A walk down Ridley Road


By Michael Pickard
October 1, 2021

IN FOCUS

Writer Sarah Solemani joins executive producer Nicola Shindler and director Lisa Mulcahy to tell DQ how they uncovered a little-known part of British history in four-part drama Ridley Road, in which a young woman goes undercover to combat fascism in 1960s London.

Sarah Solemani

As an actor, Sarah Solemani has starred in films including Bridget Jones’ Baby and Mrs Henderson Presents, while her television credits include Him & Her, The Wrong Mans, The Five and No Offence.

But behind the scenes, Solemani has enjoyed a writing career that has run alongside her work on stage and screen. As a member of Cambridge University’s Footlights theatrical group, she honed her craft writing and starring in its fortnightly performances before she embraced London’s theatre scene, doing plays in pubs and then at the Old Vic or Royal Court where her work would regularly be subjected to the scrutiny of a live, paying audience.

“It’s not enough that your friends and family think you’re amazing,” she tells DQ from her home in LA. “I remember writing a play and I was crying my eyes out, but it was the most incredible thing I’d ever seen in my life when I turned around and half the audience had gone. Those that hadn’t gone were asleep. I needed to figure out how to connect to an audience, and that’s how my craft has gone from theatres above pubs to now multi-million-dollar productions. It’s audience first.”

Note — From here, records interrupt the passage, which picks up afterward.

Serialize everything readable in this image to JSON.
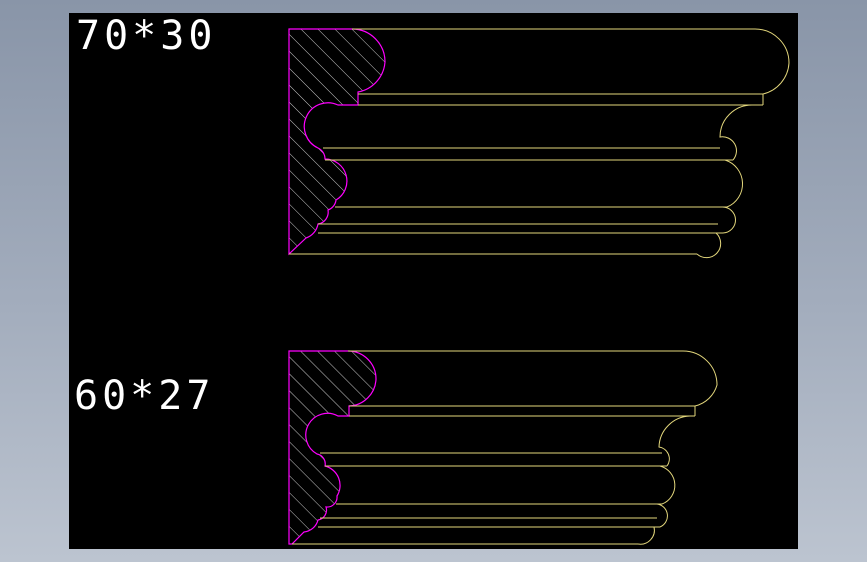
{
  "profiles": [
    {
      "label": "70*30"
    },
    {
      "label": "60*27"
    }
  ],
  "colors": {
    "background": "#000000",
    "profile_outline": "#e3d77c",
    "section_outline": "#ff00ff",
    "hatch": "#c8c8c8",
    "text": "#ffffff"
  }
}
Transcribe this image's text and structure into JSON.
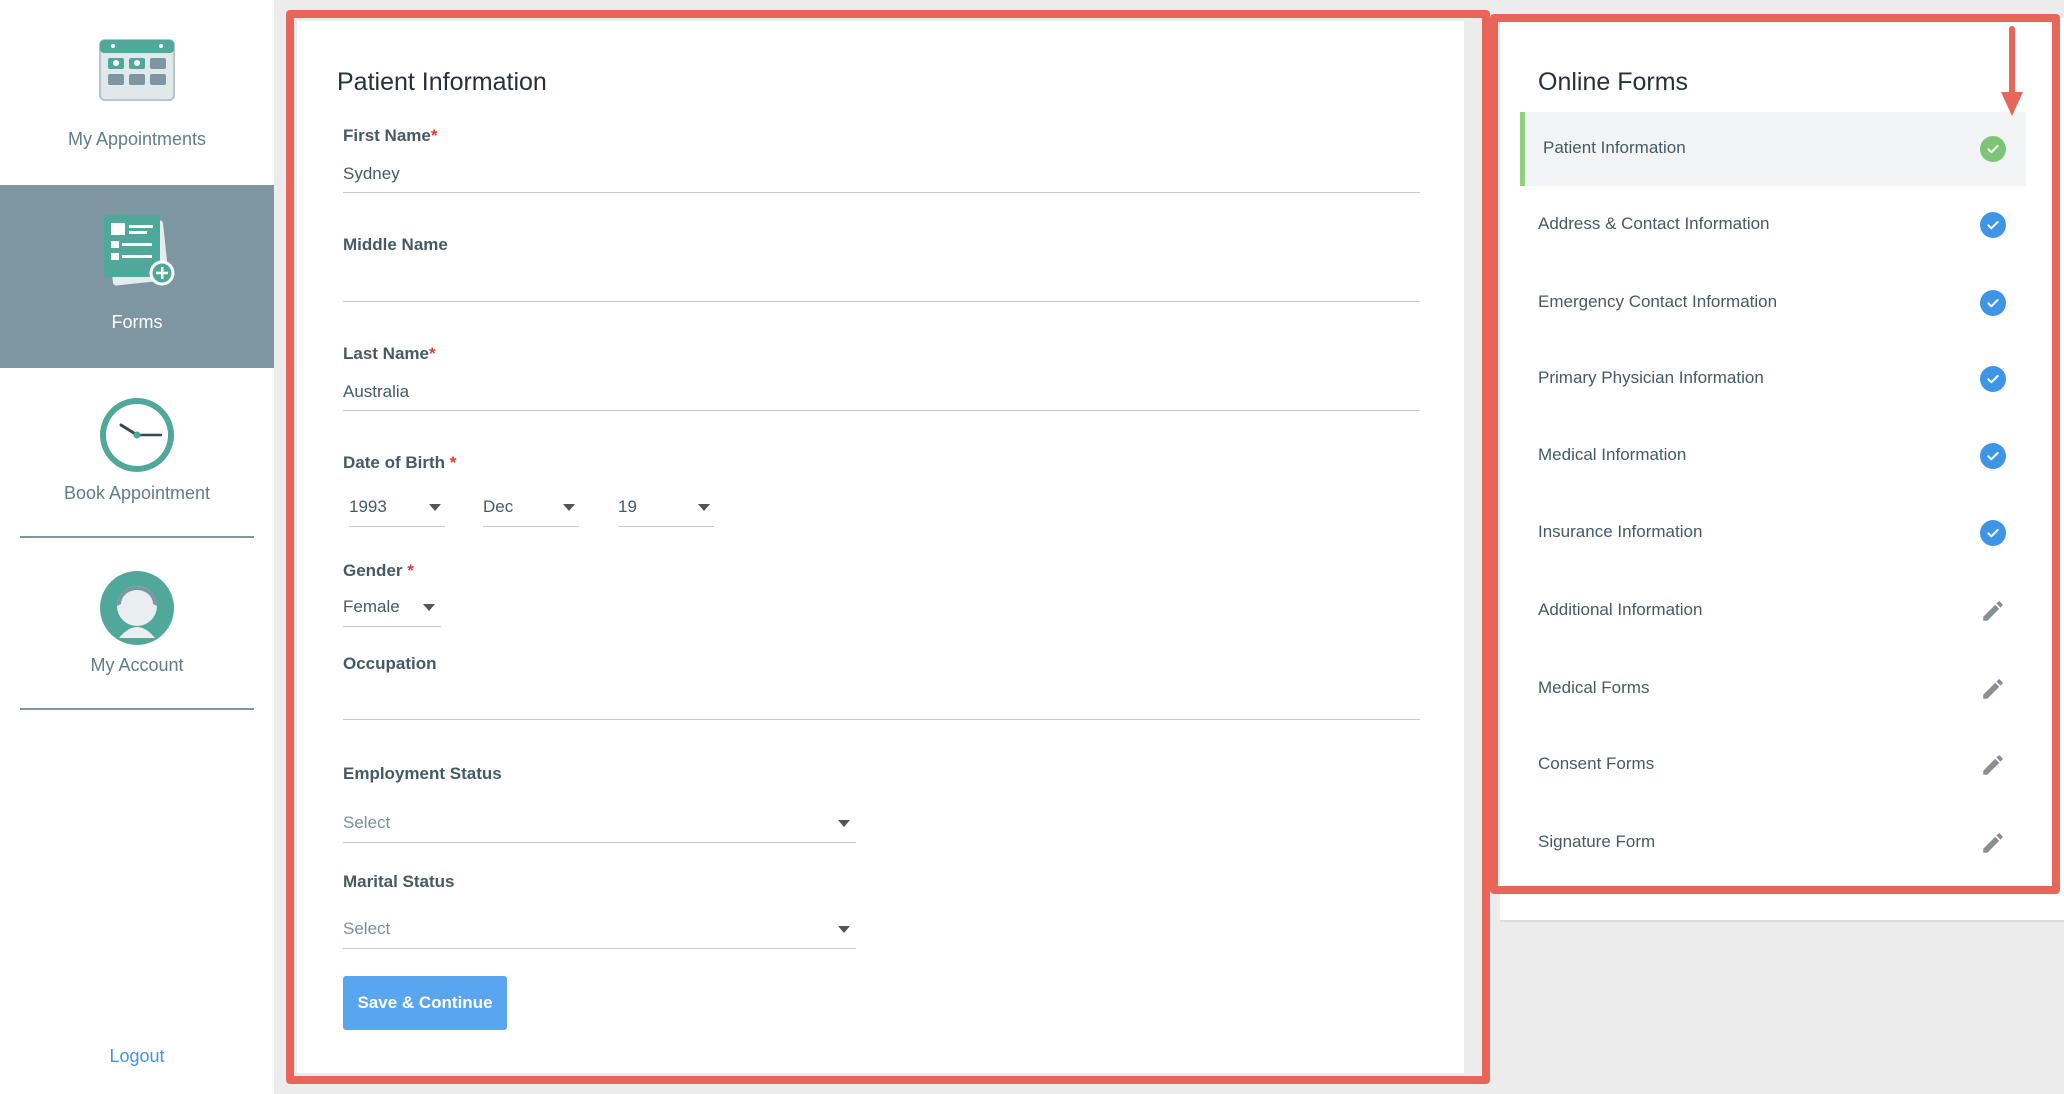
{
  "nav": {
    "items": [
      {
        "label": "My Appointments",
        "icon": "calendar-icon"
      },
      {
        "label": "Forms",
        "icon": "forms-icon"
      },
      {
        "label": "Book Appointment",
        "icon": "clock-icon"
      },
      {
        "label": "My Account",
        "icon": "user-icon"
      }
    ],
    "logout": "Logout",
    "active": "Forms"
  },
  "form": {
    "title": "Patient Information",
    "first_name_label": "First Name",
    "first_name_value": "Sydney",
    "middle_name_label": "Middle Name",
    "middle_name_value": "",
    "last_name_label": "Last Name",
    "last_name_value": "Australia",
    "dob_label": "Date of Birth",
    "dob_year": "1993",
    "dob_month": "Dec",
    "dob_day": "19",
    "gender_label": "Gender",
    "gender_value": "Female",
    "occupation_label": "Occupation",
    "occupation_value": "",
    "employment_label": "Employment Status",
    "employment_value": "Select",
    "marital_label": "Marital Status",
    "marital_value": "Select",
    "required_mark": "*",
    "save_button": "Save & Continue"
  },
  "online_forms": {
    "title": "Online Forms",
    "items": [
      {
        "label": "Patient Information",
        "status": "complete-active"
      },
      {
        "label": "Address & Contact Information",
        "status": "complete"
      },
      {
        "label": "Emergency Contact Information",
        "status": "complete"
      },
      {
        "label": "Primary Physician Information",
        "status": "complete"
      },
      {
        "label": "Medical Information",
        "status": "complete"
      },
      {
        "label": "Insurance Information",
        "status": "complete"
      },
      {
        "label": "Additional Information",
        "status": "edit"
      },
      {
        "label": "Medical Forms",
        "status": "edit"
      },
      {
        "label": "Consent Forms",
        "status": "edit"
      },
      {
        "label": "Signature Form",
        "status": "edit"
      }
    ]
  },
  "colors": {
    "accent_blue": "#3e95e6",
    "complete_green": "#7cc576",
    "nav_active": "#7e96a1",
    "highlight_red": "#e8655a",
    "brand_teal": "#4fa89a"
  }
}
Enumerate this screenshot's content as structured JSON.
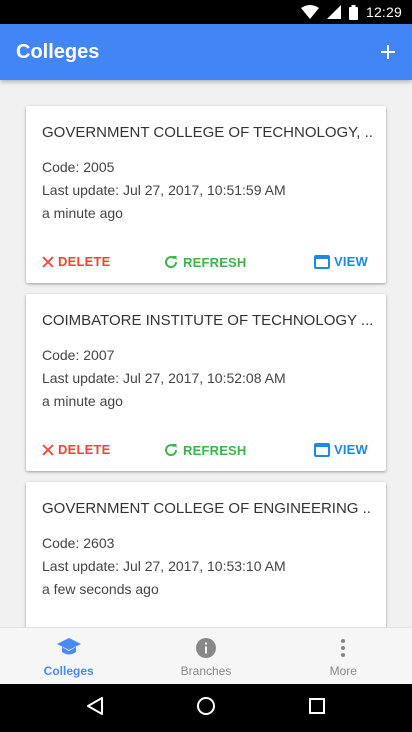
{
  "status_bar": {
    "time": "12:29"
  },
  "app_bar": {
    "title": "Colleges"
  },
  "colleges": [
    {
      "name": "GOVERNMENT COLLEGE OF TECHNOLOGY, ...",
      "code": "Code: 2005",
      "last_update": "Last update: Jul 27, 2017, 10:51:59 AM",
      "relative": "a minute ago"
    },
    {
      "name": "COIMBATORE INSTITUTE OF TECHNOLOGY ...",
      "code": "Code: 2007",
      "last_update": "Last update: Jul 27, 2017, 10:52:08 AM",
      "relative": "a minute ago"
    },
    {
      "name": "GOVERNMENT COLLEGE OF ENGINEERING ...",
      "code": "Code: 2603",
      "last_update": "Last update: Jul 27, 2017, 10:53:10 AM",
      "relative": "a few seconds ago"
    }
  ],
  "actions": {
    "delete": "DELETE",
    "refresh": "REFRESH",
    "view": "VIEW"
  },
  "bottom_nav": {
    "colleges": "Colleges",
    "branches": "Branches",
    "more": "More"
  },
  "colors": {
    "primary": "#4285f4",
    "delete": "#f44336",
    "refresh": "#3ab54a",
    "view": "#1e88e5"
  },
  "icons": [
    "wifi-icon",
    "signal-icon",
    "battery-icon",
    "add-icon",
    "close-icon",
    "refresh-icon",
    "view-icon",
    "school-icon",
    "info-icon",
    "more-vert-icon",
    "back-icon",
    "home-icon",
    "recents-icon"
  ]
}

Solemani hopes to have found that connection with her first original series, Ridley Road. Inspired by the struggle of the 62 Group, a coalition of Jewish men who stood up against rising neo-Nazism in post-war Britain, the four-part thriller centres on Vivien (played by newcomer Agnes O’Casey), a hairdresser from a Jewish family who follows her missing boyfriend, Jack (Tom Varey), from Manchester to London in the Swinging Sixties. When she discovers he has infiltrated the far right Nationalist Socialist Movement (NSM), she decides to join him undercover and risk everything for her beliefs and for the man she loves.

“Nazis are often presented as monstrous, automaton, zombie-like people who have no relation to humanity, but I wanted to really get into the psyche of the far right and find out how good people get convinced of bad ideas,” she explains. “Even NSM leader Colin Jordan [Rory Kinnear], who at the end says, ‘All of this is for my son. I just want a better world for my son.’ Part of my connection with my audience is going deep into the psyche of characters that really are villainous as truthfully as I can.”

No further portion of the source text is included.